Over the past year, tweeting about politics has gradually become something I do almost every day. Until recently, though, I never thought it would be something I’d do for a letter grade, especially with approximately a hundred other students.
In fact, last Wednesday, #ElectionClass‘s first day, brought an interesting juxtaposition because I experienced the familiar mixed with the new and exciting. My habitual routine of tweeting about politics was transformed from a hobby to an academic pursuit. As of Wednesday, I was officially taking my first class focused on a subject matter that hadn’t even finished happening yet: Social Media and the 2012 Election.
Wednesday’s kick-off to the course featured two very different halves; I’ll start my recap of the course with the first one. Within minutes of walking into the #ElectionClass auditorium, a video featuring all of the Republican presidential primary candidates began playing and Professor Anthony Rotolo took a quick survey of how many students had watched the Republican National Convention (around a quarter of the class) and how many students at least knew that it was happening (everyone).
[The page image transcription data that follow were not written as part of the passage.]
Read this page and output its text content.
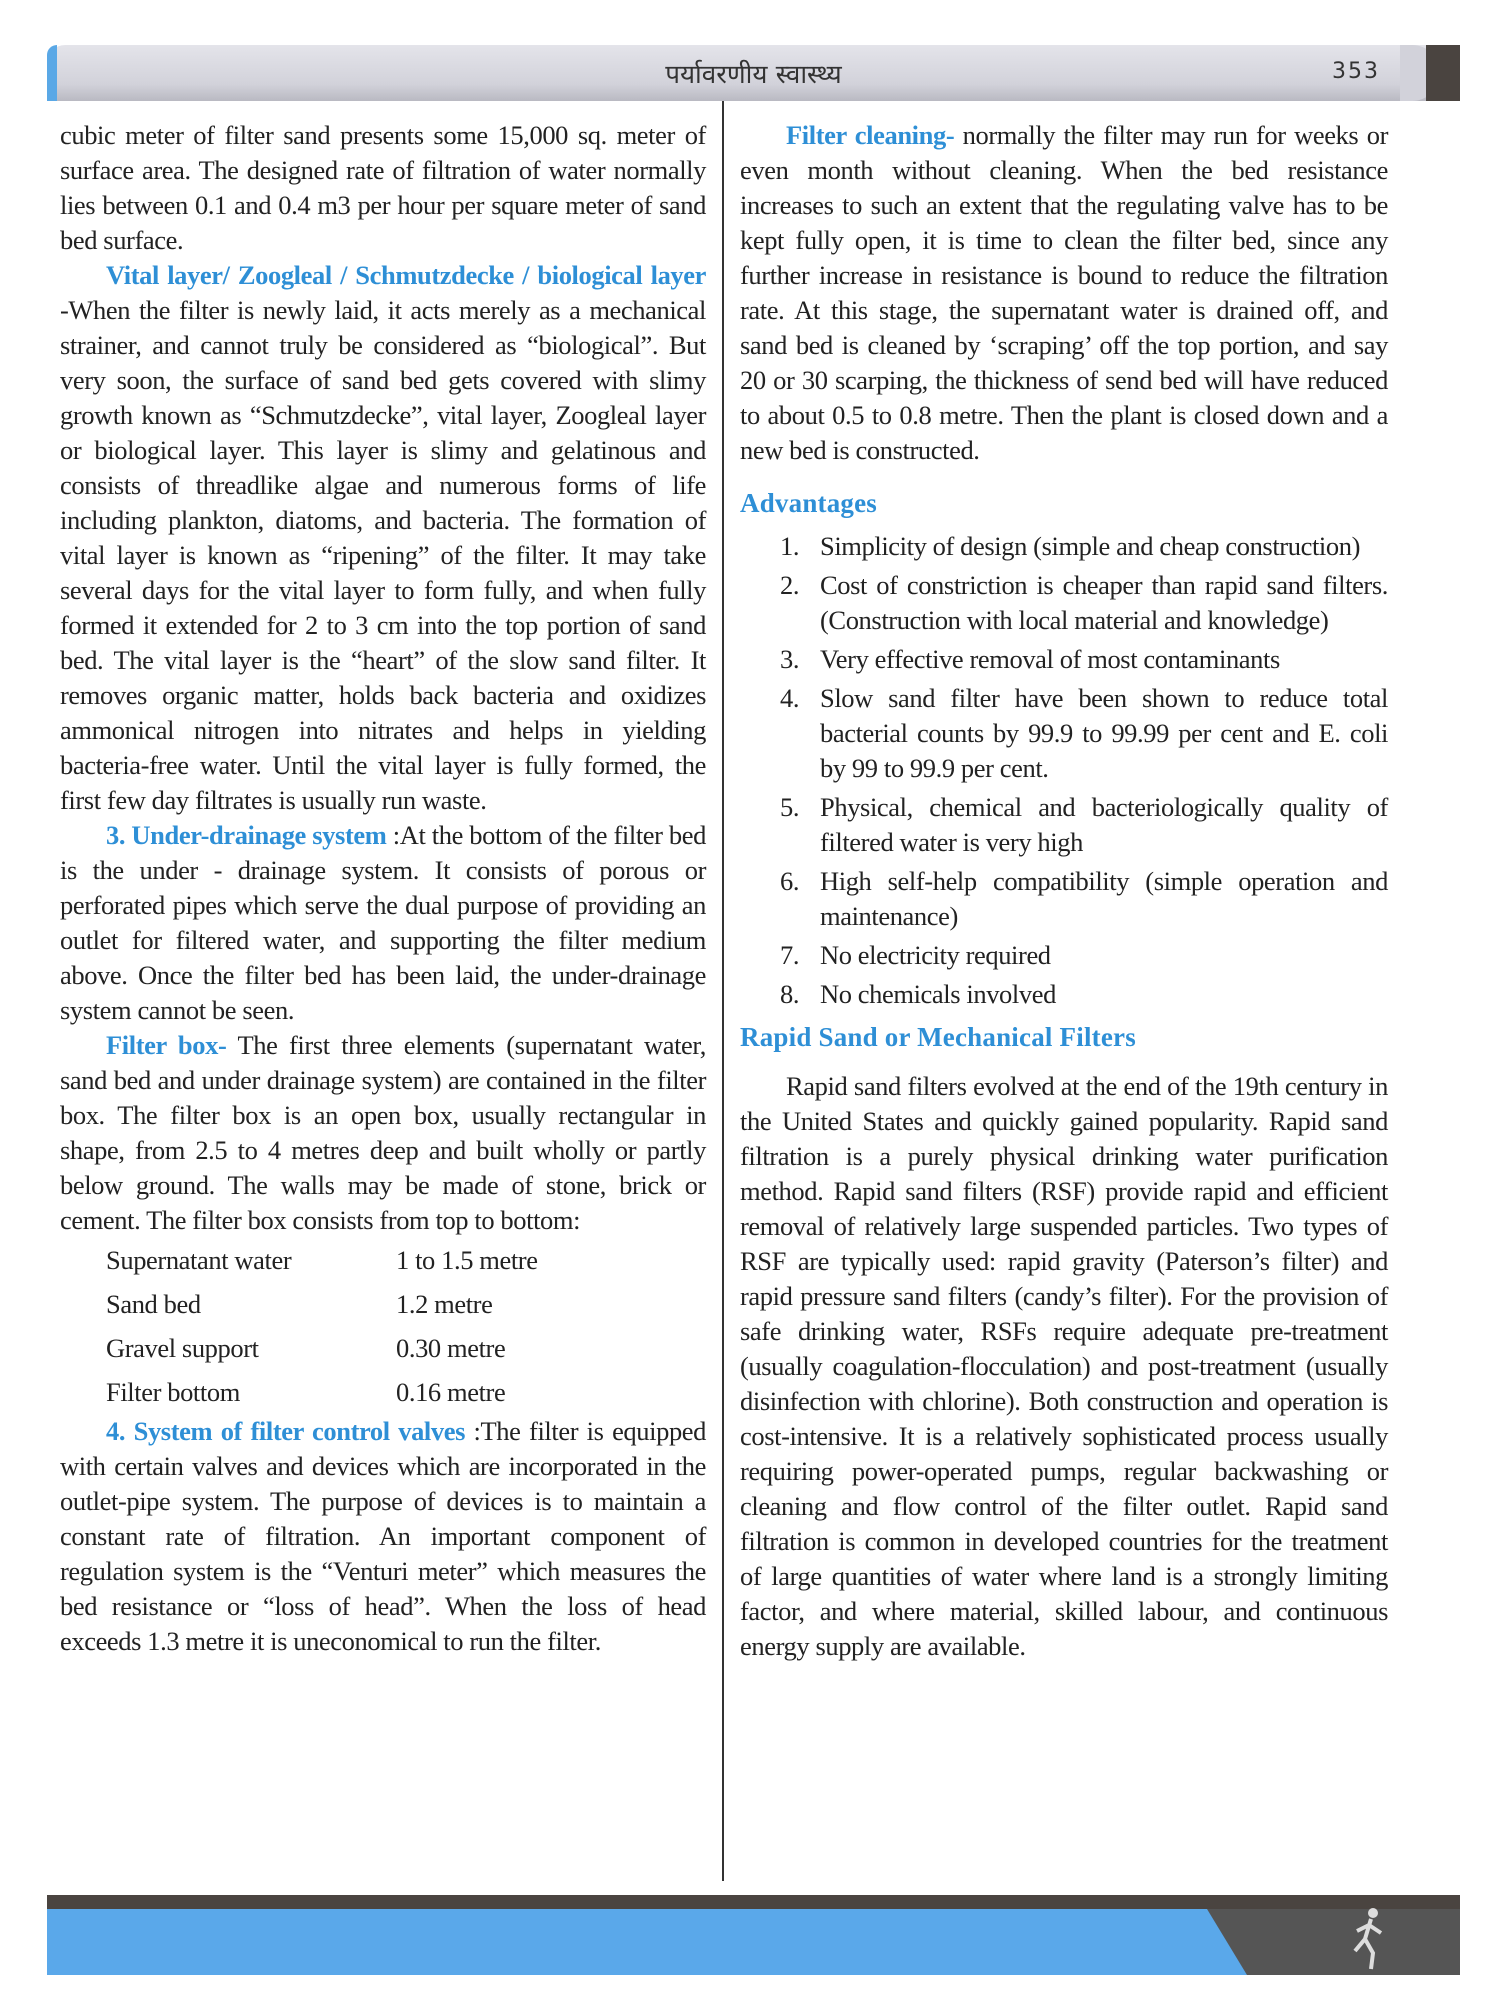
पर्यावरणीय स्वास्थ्य	353

cubic meter of filter sand presents some 15,000 sq. meter of surface area. The designed rate of filtration of water normally lies between 0.1 and 0.4 m3 per hour per square meter of sand bed surface.

Vital layer/ Zoogleal / Schmutzdecke / biological layer -When the filter is newly laid, it acts merely as a mechanical strainer, and cannot truly be considered as “biological”. But very soon, the surface of sand bed gets covered with slimy growth known as “Schmutzdecke”, vital layer, Zoogleal layer or biological layer. This layer is slimy and gelatinous and consists of threadlike algae and numerous forms of life including plankton, diatoms, and bacteria. The formation of vital layer is known as “ripening” of the filter. It may take several days for the vital layer to form fully, and when fully formed it extended for 2 to 3 cm into the top portion of sand bed. The vital layer is the “heart” of the slow sand filter. It removes organic matter, holds back bacteria and oxidizes ammonical nitrogen into nitrates and helps in yielding bacteria-free water. Until the vital layer is fully formed, the first few day filtrates is usually run waste.

3. Under-drainage system :At the bottom of the filter bed is the under - drainage system. It consists of porous or perforated pipes which serve the dual purpose of providing an outlet for filtered water, and supporting the filter medium above. Once the filter bed has been laid, the under-drainage system cannot be seen.

Filter box- The first three elements (supernatant water, sand bed and under drainage system) are contained in the filter box. The filter box is an open box, usually rectangular in shape, from 2.5 to 4 metres deep and built wholly or partly below ground. The walls may be made of stone, brick or cement. The filter box consists from top to bottom:

Supernatant water	1 to 1.5 metre
Sand bed	1.2 metre
Gravel support	0.30 metre
Filter bottom	0.16 metre

4. System of filter control valves :The filter is equipped with certain valves and devices which are incorporated in the outlet-pipe system. The purpose of devices is to maintain a constant rate of filtration. An important component of regulation system is the “Venturi meter” which measures the bed resistance or “loss of head”. When the loss of head exceeds 1.3 metre it is uneconomical to run the filter.

Filter cleaning- normally the filter may run for weeks or even month without cleaning. When the bed resistance increases to such an extent that the regulating valve has to be kept fully open, it is time to clean the filter bed, since any further increase in resistance is bound to reduce the filtration rate. At this stage, the supernatant water is drained off, and sand bed is cleaned by ‘scraping’ off the top portion, and say 20 or 30 scarping, the thickness of send bed will have reduced to about 0.5 to 0.8 metre. Then the plant is closed down and a new bed is constructed.

Advantages
1. Simplicity of design (simple and cheap construction)
2. Cost of constriction is cheaper than rapid sand filters. (Construction with local material and knowledge)
3. Very effective removal of most contaminants
4. Slow sand filter have been shown to reduce total bacterial counts by 99.9 to 99.99 per cent and E. coli by 99 to 99.9 per cent.
5. Physical, chemical and bacteriologically quality of filtered water is very high
6. High self-help compatibility (simple operation and maintenance)
7. No electricity required
8. No chemicals involved
Rapid Sand or Mechanical Filters

Rapid sand filters evolved at the end of the 19th century in the United States and quickly gained popularity. Rapid sand filtration is a purely physical drinking water purification method. Rapid sand filters (RSF) provide rapid and efficient removal of relatively large suspended particles. Two types of RSF are typically used: rapid gravity (Paterson’s filter) and rapid pressure sand filters (candy’s filter). For the provision of safe drinking water, RSFs require adequate pre-treatment (usually coagulation-flocculation) and post-treatment (usually disinfection with chlorine). Both construction and operation is cost-intensive. It is a relatively sophisticated process usually requiring power-operated pumps, regular backwashing or cleaning and flow control of the filter outlet. Rapid sand filtration is common in developed countries for the treatment of large quantities of water where land is a strongly limiting factor, and where material, skilled labour, and continuous energy supply are available.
The class then began discussing some basic political terminology. #ElectionClass consists of the undergraduate section that is hosted by the School of Information Studies in addition to a graduate section that is hosted by the Maxwell School. I am taking the course through the iSchool as an undergraduate, so this recap will focus on the course from that perspective. Because #ElectionClass contains a large number of students without Political Science backgrounds, a review of some terminology was necessary.
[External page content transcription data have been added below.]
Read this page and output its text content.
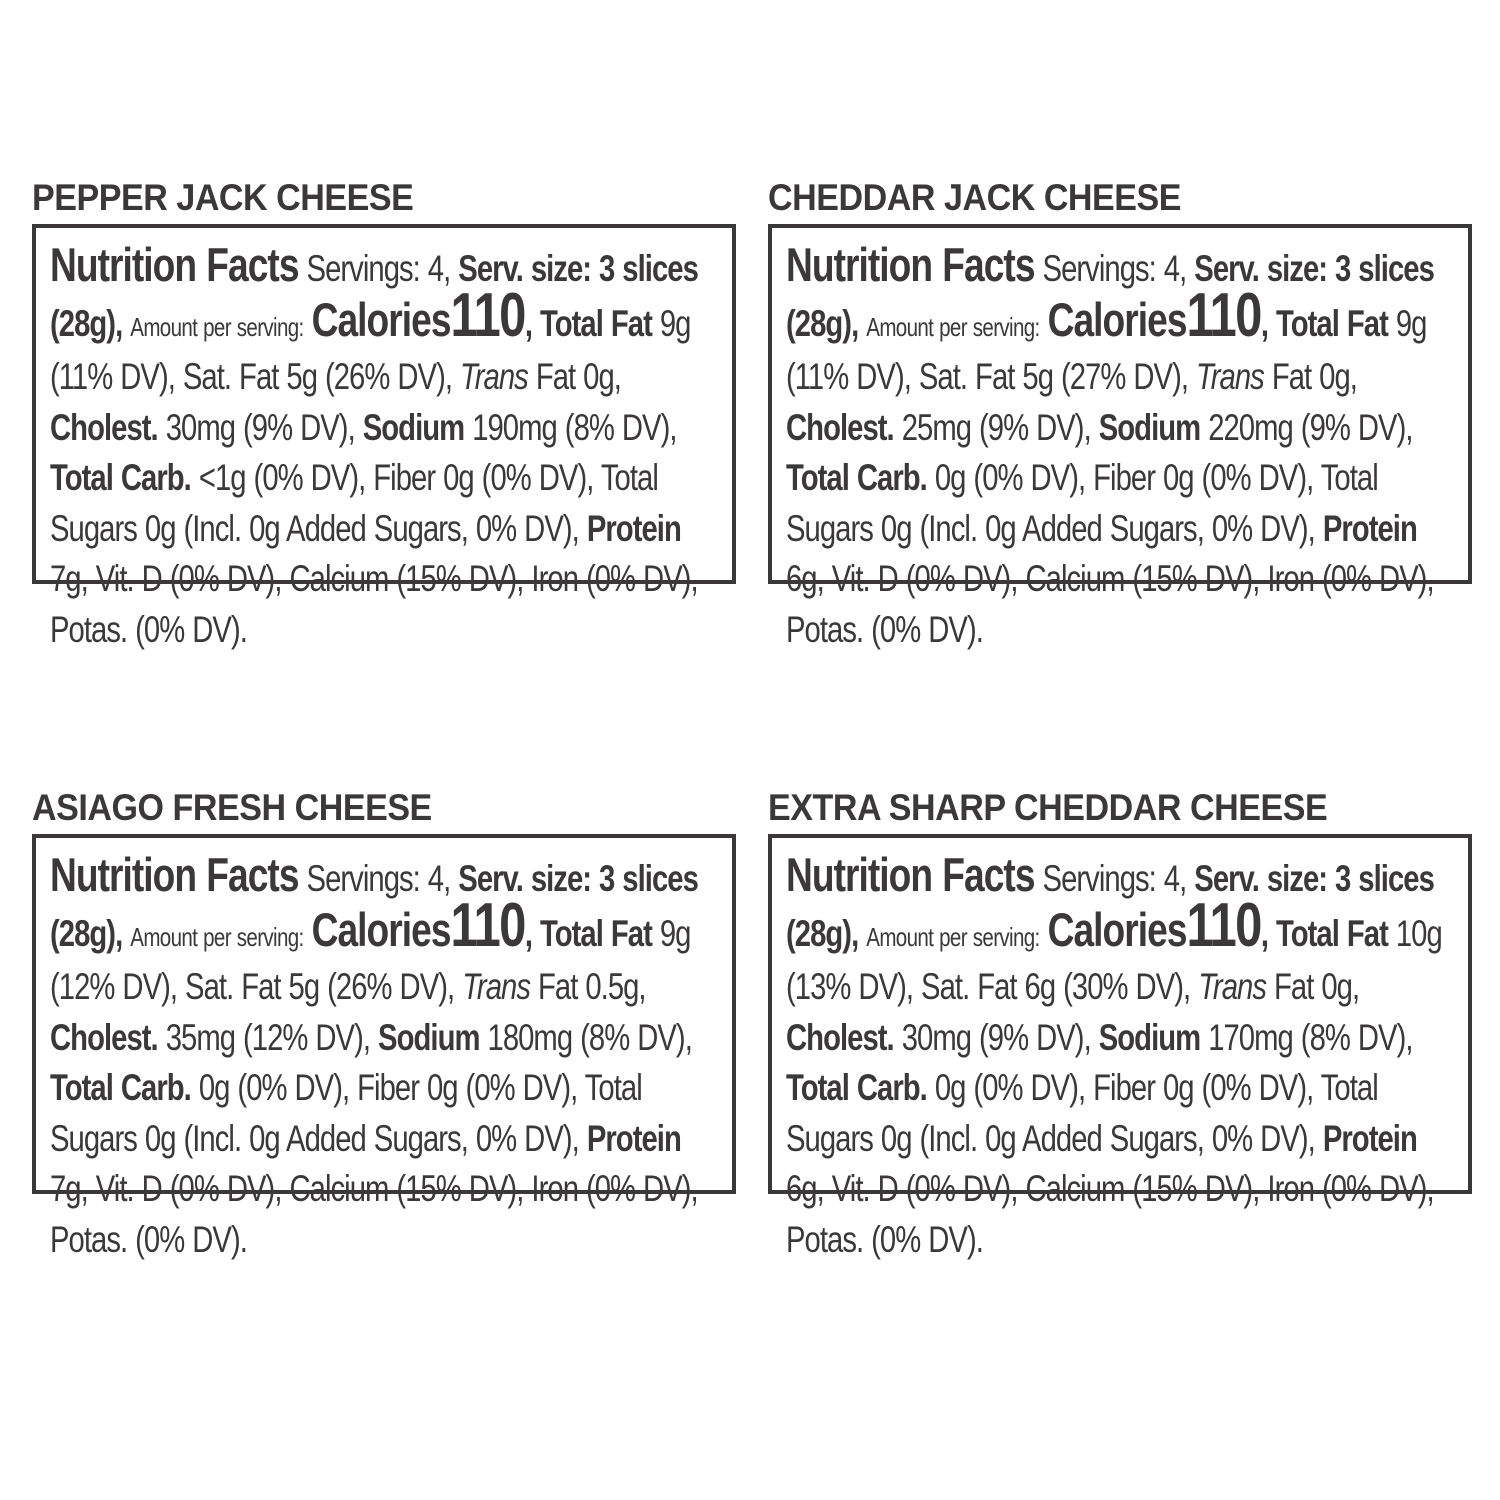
PEPPER JACK CHEESE
Nutrition Facts Servings: 4, Serv. size: 3 slices (28g), Amount per serving: Calories110, Total Fat 9g (11% DV), Sat. Fat 5g (26% DV), Trans Fat 0g, Cholest. 30mg (9% DV), Sodium 190mg (8% DV), Total Carb. <1g (0% DV), Fiber 0g (0% DV), Total Sugars 0g (Incl. 0g Added Sugars, 0% DV), Protein 7g, Vit. D (0% DV), Calcium (15% DV), Iron (0% DV), Potas. (0% DV).
CHEDDAR JACK CHEESE
Nutrition Facts Servings: 4, Serv. size: 3 slices (28g), Amount per serving: Calories110, Total Fat 9g (11% DV), Sat. Fat 5g (27% DV), Trans Fat 0g, Cholest. 25mg (9% DV), Sodium 220mg (9% DV), Total Carb. 0g (0% DV), Fiber 0g (0% DV), Total Sugars 0g (Incl. 0g Added Sugars, 0% DV), Protein 6g, Vit. D (0% DV), Calcium (15% DV), Iron (0% DV), Potas. (0% DV).
ASIAGO FRESH CHEESE
Nutrition Facts Servings: 4, Serv. size: 3 slices (28g), Amount per serving: Calories110, Total Fat 9g (12% DV), Sat. Fat 5g (26% DV), Trans Fat 0.5g, Cholest. 35mg (12% DV), Sodium 180mg (8% DV), Total Carb. 0g (0% DV), Fiber 0g (0% DV), Total Sugars 0g (Incl. 0g Added Sugars, 0% DV), Protein 7g, Vit. D (0% DV), Calcium (15% DV), Iron (0% DV), Potas. (0% DV).
EXTRA SHARP CHEDDAR CHEESE
Nutrition Facts Servings: 4, Serv. size: 3 slices (28g), Amount per serving: Calories110, Total Fat 10g (13% DV), Sat. Fat 6g (30% DV), Trans Fat 0g, Cholest. 30mg (9% DV), Sodium 170mg (8% DV), Total Carb. 0g (0% DV), Fiber 0g (0% DV), Total Sugars 0g (Incl. 0g Added Sugars, 0% DV), Protein 6g, Vit. D (0% DV), Calcium (15% DV), Iron (0% DV), Potas. (0% DV).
Professor Rotolo used Republican Primary Candidates to explain the basics of libertarianism, social conservatism, and brushed on the topic of their campaign strategies. Afterward, a video was shown that explained the electoral college in a humorous and simple manner.
The first half of the class essentially laid out the foundation for what we would continue to learn throughout the rest of the year with some highlights: A video clip of Herman Cain quoting Pokemon on the campaign trail, a brief discussion of Obama doing an IAMA on Reddit, the beginning of the #ElectionClass meme, and the announcement that #ElectionClass had become a trending topic in the United States!
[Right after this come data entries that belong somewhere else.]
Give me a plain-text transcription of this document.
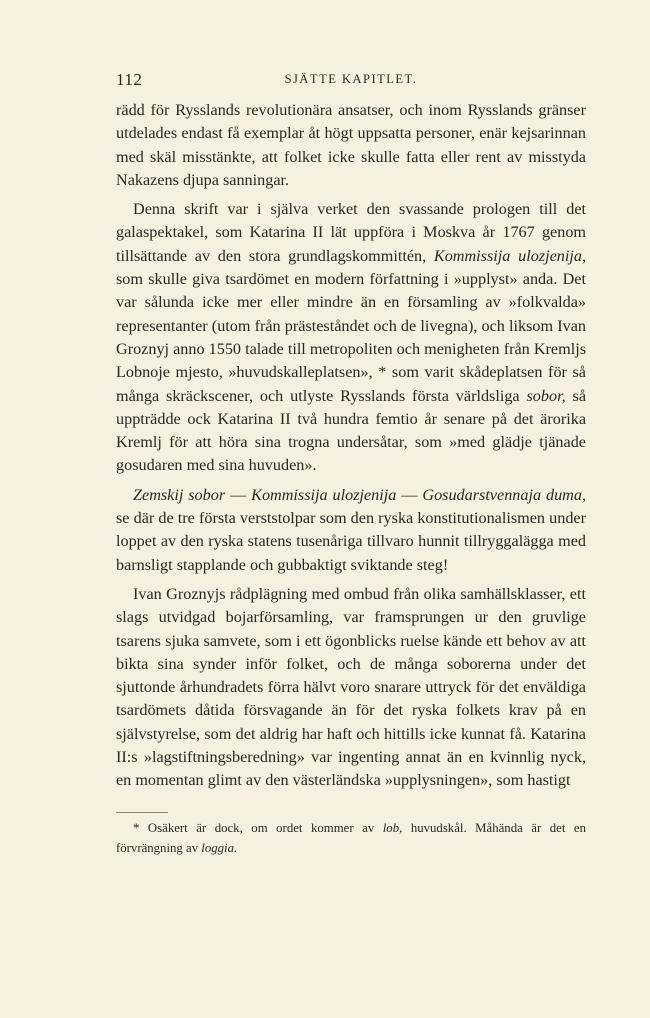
112	SJÄTTE KAPITLET.

rädd för Rysslands revolutionära ansatser, och inom Rysslands gränser utdelades endast få exemplar åt högt uppsatta personer, enär kejsarinnan med skäl misstänkte, att folket icke skulle fatta eller rent av misstyda Nakazens djupa sanningar.

Denna skrift var i själva verket den svassande prologen till det galaspektakel, som Katarina II lät uppföra i Moskva år 1767 genom tillsättande av den stora grundlagskommittén, Kommissija ulozjenija, som skulle giva tsardömet en modern författning i »upplyst» anda. Det var sålunda icke mer eller mindre än en församling av »folkvalda» representanter (utom från prästeståndet och de livegna), och liksom Ivan Groznyj anno 1550 talade till metropoliten och menigheten från Kremljs Lobnoje mjesto, »huvudskalleplatsen», * som varit skådeplatsen för så många skräckscener, och utlyste Rysslands första världsliga sobor, så uppträdde ock Katarina II två hundra femtio år senare på det ärorika Kremlj för att höra sina trogna undersåtar, som »med glädje tjänade gosudaren med sina huvuden».

Zemskij sobor — Kommissija ulozjenija — Gosudarstvennaja duma, se där de tre första verststolpar som den ryska konstitutionalismen under loppet av den ryska statens tusenåriga tillvaro hunnit tillryggalägga med barnsligt stapplande och gubbaktigt sviktande steg!

Ivan Groznyjs rådplägning med ombud från olika samhällsklasser, ett slags utvidgad bojarförsamling, var framsprungen ur den gruvlige tsarens sjuka samvete, som i ett ögonblicks ruelse kände ett behov av att bikta sina synder inför folket, och de många soborerna under det sjuttonde århundradets förra hälvt voro snarare uttryck för det enväldiga tsardömets dåtida försvagande än för det ryska folkets krav på en självstyrelse, som det aldrig har haft och hittills icke kunnat få. Katarina II:s »lagstiftningsberedning» var ingenting annat än en kvinnlig nyck, en momentan glimt av den västerländska »upplysningen», som hastigt

* Osäkert är dock, om ordet kommer av lob, huvudskål. Måhända är det en förvrängning av loggia.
The first portion of the class set the tone for a semester that will include tweets and analysis of current events, an election night party, as well as lots and lots of memes. A brief intermission was taken before the second half of class which included the (even more) hands-on portion of the course. The class was broken up into 14 different groups that would run faux presidential campaigns, while the graduate students in the course would represent members of the media. Each group elected one member to be their candidate for president of Amercia–yes, Amercia, just like the initial typo in Mitt Romney’s mobile app.
The 14 groups were given no names of a candidate, but a simple description of their candidate such as “Former moderate Republican governer from Massachusetts” or “Satirical comedy host turned politician.” The groups were instructed to formulate their own fictional character who bears similarities to the individual they were given, but is not a mirror image. The seven democratic campaigns and seven republican campaigns are further broken up by assigning roles such as ‘campaign manager,’ ‘social media strategist,’ and ‘policy advisor’ to members of the group.
As the semester goes on, the campaigns will have their candidates face off in primary debates, fire members who don’t contribute (or who make mistakes), and eventually vote to elect a president of Amercia on the same night we elect a president of America.
I personally was fortunate enough to be nominated by my campaign to be our candidate for president. My character is a moderate Republican former governor from Massachusetts whose name is Samantha Adams (get it?). While Samantha Adams’ political views don’t align with my own, I’m excited to step outside my comfort zone, research northeastern conservatism more deeply, and participate in such a unique experience.
While I’m sure there will be a lot of silliness, satire, and jokes along the way from the candidates (in fact, we already have a candidate named Hugh Jass) I genuinely believe we will gain a much better understanding of our political system, specifically how a social media campaign is run for a present-day presidential candidate. Despite President Obama heavily utilizing social media to win the 2008 election, there is still a surprising lack of resources dedicated to studying its use. In #ElectionClass, we will be dissecting, analyzing and studying how politicians use social media during the upcoming election in addition to managing our own campaigns.
Although I’m sure it will be as much work as it will be fun, I couldn’t be more proud or excited to be partaking in such a revolutionary college course.